This is an archived snapshot of W3C's public bugzilla bug tracker, decommissioned in April 2019. Please see the home page for more details.
In the CR, the following query (examples-362-5 in XQFTTS) is said to return an empty result when applied to the sample document (FT-3-examples-source-document.xml): /books/book[@number="1" and . contains text "efficient" ftand ftnot "and" window 3 words] The reasoning is that there is no occurrence of "efficient" within a window of 3 tokens which would not also contain an occurrence of "and". The formal definition of FTWindow seems to indicate a different result: - There are 3 (not 2) occurences of "and" in book, two within the <p> element and a third in the <title> element. Applying FTNot and then FTAnd would yield three matches, each with the StringInclude of the single occurence of "efficient" (within <p>), and a StringExlude that corresponds to the occurences of "and" - The StringInclude (trivially) fulfills the window condition for all three cases - According to 4.2.6.8, fts:ApplyFTWordWindow, only the StringExcludes are retained which are within the window limits. Clearly, the two StringExcludes within <p> fulfill this criterion, and are retained in the result. For the StringExclude stemming from <title>, the window condition is not fulfilled, therefore it is dropped. - As a consequence, there is now a Match without a StringExclude, causing the book to become part of the result Is my understanding of the semantics correct? If yes, a possible solution would be to modify the search context, as to search not inside <book>, but inside <p>
> Applying FTNot and then FTAnd would yield three matches, each with > the StringInclude of the single occurence of "efficient" (within <p>), > and a StringExclude that corresponds to the occurences of "and" Actually, I think you'll find it yields a single match, containing the one StringInclude and all three StringExcludes. See the example in 4.2.6.3 FTUnaryNot, in which FTUnaryNot transforms: an AllMatches containing 3 Matches each with 1 StringInclude into: an AllMatches containing 1 Match with 3 StringExcludes.

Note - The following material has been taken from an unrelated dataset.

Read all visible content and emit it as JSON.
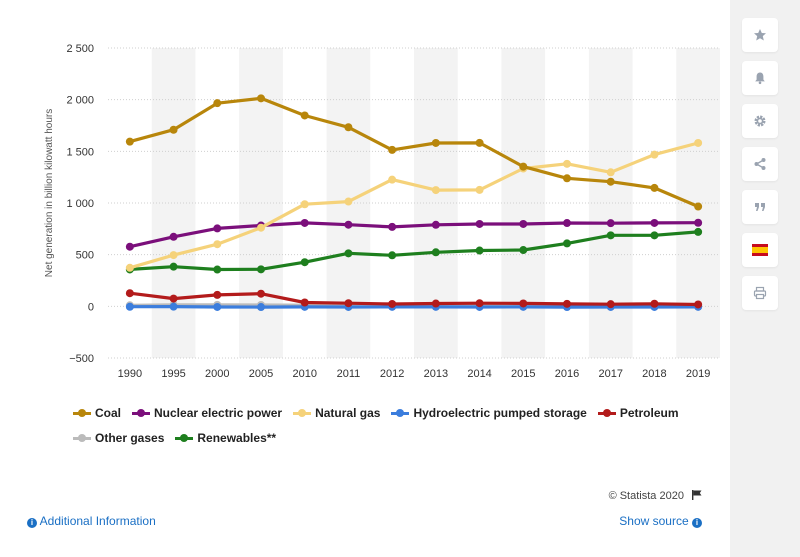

For completeness, here is my analysis of that example. In the example document, the 'book' node has one occurrence of the word "efficient" (call it E) and 3 occurrences of the word "and" (call them A1, A2, A3). I'll use an ad hoc notation for matches. "efficient" generates 1 match: [include E] "and" generates 3 matches: [include A1], [include A2], [include A3] ftnot "and" fts:ApplyFTUnaryNot calls fts:UnaryNotHelper and generates a single match: [exclude A1, exclude A2, exclude A3] "efficient" ftand ftnot "and" fts:ApplyFTAnd generates a single match: [include E, exclude A1, exclude A2, exclude A3] "efficient" ftand ftnot "and" window 3 words fts:ApplyFTWindow calls fts:ApplyFTWordWindow, which takes the single match (from ApplyFTAnd) and finds all windows of width 3 that contain all the stringIncludes of the match (i.e., just E), thus: and enable efficient enable efficient and efficient and effective For each such window, it generates a match consisting of: -- the "join" of the stringIncludes (i.e., just E again), and -- all of the stringExcludes (from the input match) that fall within the window. For the first window, this is the stringExclude for A2. For the second and third window, this is the stringExclude for A3. That is, it generates 3 matches: [include E, exclude A2], [include E, exclude A3], [include E, exclude A3] . ftcontains "efficient" ftand ftnot "and" window 3 words fts:FTContainsExpr receives the above 3 matches, looks for one that has zero stringExcludes, finds no such match, and so returns false (which agrees with the prose accompanying the example). If there's a flaw in this reasoning, please let us know.
At its meeting on December 7, the Task Force endorsed my responses above. Consequently, I'm marking this issue Resolved-Invalid. If you agree, please mark it Closed.